No âmago do Estado brasileiro, consolidou-se uma lógica de julgamento em que a pretensa racionalidade técnica dos processos decisórios é sistematicamente atravessada por condicionantes subjetivos que, embora não formalizados, exercem peso determinante.
Vínculos de lealdade pessoal operam como redes subterrâneas de influência.
Oscilações de humor e disposição administrativa afetam a interpretação de normas.
Pressões hierárquicas, mais ou menos explícitas, orientam condutas por conveniência.
Desigualdades sociopolíticas entre servidores tensionam, de modo contínuo, o ideal de isonomia.
Esses elementos se impõem como filtros subjacentes à estrutura formal, distorcendo o princípio de impessoalidade e obscurecendo os contornos da justiça institucional.
Assim, aquilo que se apresenta como decisão objetiva frequentemente nada mais faz do que reproduzir assimetrias de poder sob uma tênue camada de neutralidade procedimental.
Essa distância crônica entre a norma e sua aplicação, entre o ideal republicano e o funcionamento concreto das instituições, foi cuidadosamente examinada na obra Ruído: Uma falha no julgamento humano, publicada por Daniel Kahneman, laureado com o Prêmio Nobel de Economia, em colaboração com Olivier Sibony e Cass Sunstein.
Nesse contexto analítico, o conceito de ruído é introduzido como uma forma específica de distorção decisória, menos perceptível que os vieses explícitos, embora igualmente corrosiva.
O ruído não se apresenta como mera metáfora retórica, mas como categoria analítica rigorosa: designa a variabilidade indevida de decisões que deveriam, por imperativo republicano, ser homogêneas e previsíveis.
Sob esse ambiente poluído, o ruído instala-se como sintoma recorrente da erosão da racionalidade administrativa e da corrosão da ética pública.
No contexto do serviço público brasileiro, os efeitos desse ruído assumem contornos particularmente perversos.
Dois servidores em condições análogas recebem tratamentos desiguais.
Dois projetos com mérito equivalente são avaliados de forma diametralmente oposta.
Dois cidadãos, portando os mesmos direitos, enfrentam respostas institucionais contraditórias.
Em ambientes institucionais marcados pela fragilidade dos mecanismos de controle social e pela naturalização da informalidade decisória, a variabilidade injustificada de julgamentos compromete não apenas a eficácia administrativa, mas também o engajamento dos servidores com os objetivos institucionais e, em última instância, a própria legitimidade do Estado como promotor da equidade e da justiça.
A invisibilidade do ruído é, em grande medida, o que lhe confere potência destrutiva.
Ao contrário do favoritismo explícito ou da corrupção escancarada, ele se manifesta sob a aparência de normalidade procedimental.
Disfarçado de julgamento técnico, o ruído perpetua desigualdades, distorce trajetórias profissionais e reproduz assimetrias de poder.

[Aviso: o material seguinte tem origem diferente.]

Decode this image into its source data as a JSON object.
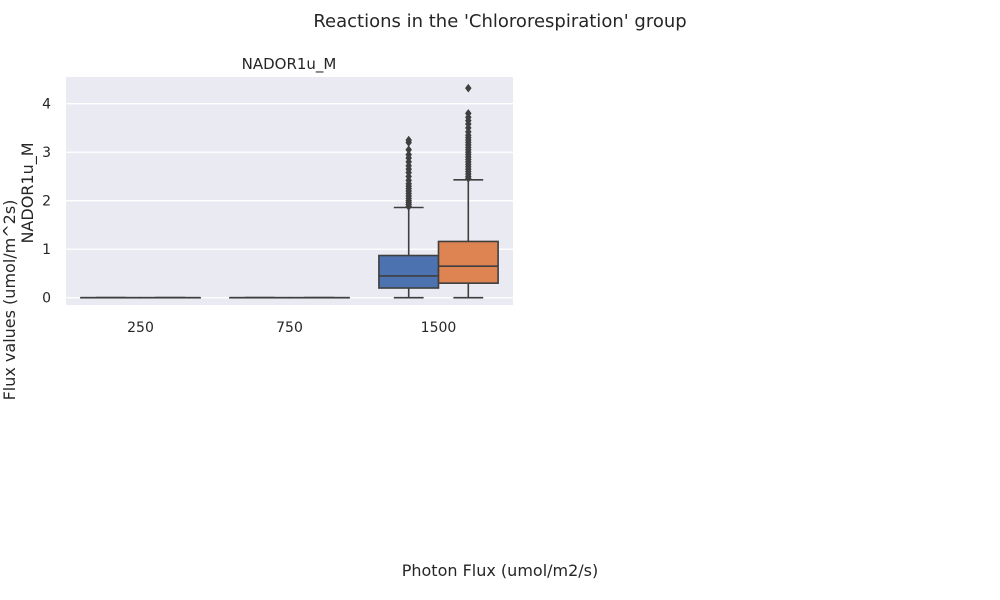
{
  "figure": {
    "suptitle": "Reactions in the 'Chlororespiration' group",
    "supylabel": "Flux values (umol/m^2s)",
    "supxlabel": "Photon Flux (umol/m2/s)"
  },
  "chart_data": {
    "type": "box",
    "title": "NADOR1u_M",
    "ylabel": "NADOR1u_M",
    "xlabel": "",
    "categories": [
      "250",
      "750",
      "1500"
    ],
    "yticks": [
      "0",
      "1",
      "2",
      "3",
      "4"
    ],
    "ylim": [
      -0.15,
      4.55
    ],
    "grid": true,
    "colors": {
      "background": "#eaeaf2",
      "grid": "#ffffff",
      "line": "#3f3f3f",
      "series_a": "#4c72b0",
      "series_b": "#dd8452"
    },
    "boxes": [
      {
        "category": "250",
        "slot": "a",
        "min": 0,
        "q1": 0,
        "median": 0,
        "q3": 0,
        "max": 0,
        "fill": "series_a",
        "outliers": []
      },
      {
        "category": "250",
        "slot": "b",
        "min": 0,
        "q1": 0,
        "median": 0,
        "q3": 0,
        "max": 0,
        "fill": "series_b",
        "outliers": []
      },
      {
        "category": "750",
        "slot": "a",
        "min": 0,
        "q1": 0,
        "median": 0,
        "q3": 0,
        "max": 0,
        "fill": "series_a",
        "outliers": []
      },
      {
        "category": "750",
        "slot": "b",
        "min": 0,
        "q1": 0,
        "median": 0,
        "q3": 0,
        "max": 0,
        "fill": "series_b",
        "outliers": []
      },
      {
        "category": "1500",
        "slot": "a",
        "min": 0,
        "q1": 0.2,
        "median": 0.45,
        "q3": 0.87,
        "max": 1.86,
        "fill": "series_a",
        "outliers": [
          1.88,
          1.92,
          1.96,
          2.0,
          2.05,
          2.1,
          2.15,
          2.2,
          2.25,
          2.3,
          2.35,
          2.42,
          2.5,
          2.58,
          2.65,
          2.72,
          2.8,
          2.88,
          2.95,
          3.05,
          3.2,
          3.25
        ]
      },
      {
        "category": "1500",
        "slot": "b",
        "min": 0,
        "q1": 0.3,
        "median": 0.65,
        "q3": 1.16,
        "max": 2.43,
        "fill": "series_b",
        "outliers": [
          2.46,
          2.5,
          2.55,
          2.6,
          2.65,
          2.7,
          2.75,
          2.8,
          2.85,
          2.9,
          2.95,
          3.0,
          3.05,
          3.1,
          3.15,
          3.2,
          3.25,
          3.3,
          3.35,
          3.42,
          3.5,
          3.58,
          3.65,
          3.72,
          3.8,
          4.32
        ]
      }
    ]
  }
}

A ausência de padrões claros, a subjetividade exacerbada nos critérios de avaliação e a inexistência de instâncias de revisão efetiva convertem decisões administrativas em exercícios de opacidade, cujos efeitos se acumulam sem legitimidade, nas bordas da legalidade.
Enfrentar institucionalmente o ruído exige mais do que boas intenções.

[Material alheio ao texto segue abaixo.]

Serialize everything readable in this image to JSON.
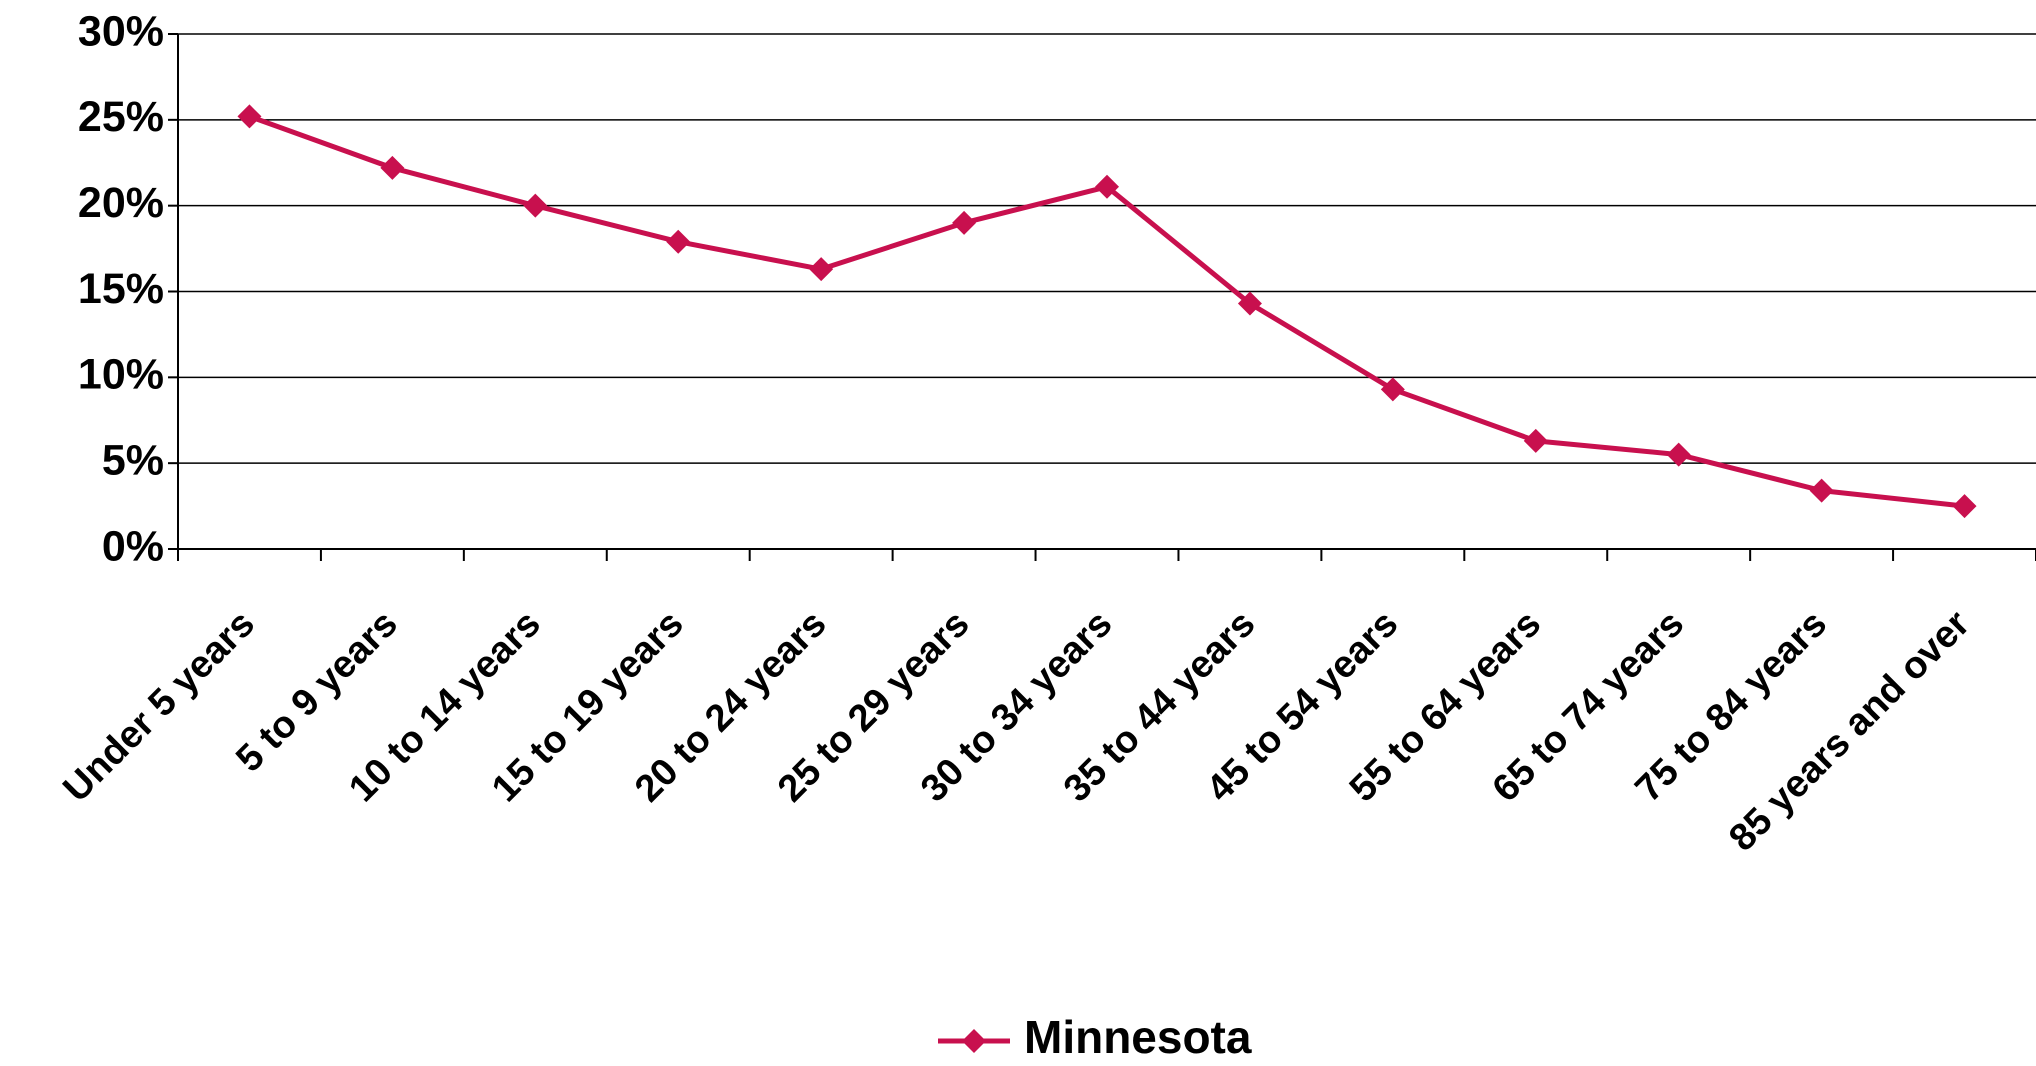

Implica reconhecer que a justiça administrativa não se sustenta na retórica da neutralidade, mas na criação de dispositivos concretos que inibam a ação de julgamentos avessos à meritocracia.
É nesse sentido que Kahneman propõe a construção deliberada de mecanismos de controle capazes de reforçar a integridade das decisões públicas: padronização de critérios, segmentação dos processos decisórios, deliberações plurais e independentes, revisão sistemática de decisões e compromisso com a transparência argumentativa.
Tais práticas não eliminam a subjetividade, inerente ao julgamento humano, mas a submetem a protocolos institucionais que contêm seus efeitos arbitrários.
Ao limitar a margem de influência da vontade individual, desloca-se o centro de gravidade decisória para a coerência institucional.
Afinal, onde o ruído impera, a meritocracia administrativa adoece e a caquistocracia encontra moradia.
Onde se busca enfrentá-lo, contudo, abre-se a possibilidade concreta de um serviço público mais eficaz, mais justo, mais confiável e verdadeiramente digno de cumprir sua função social.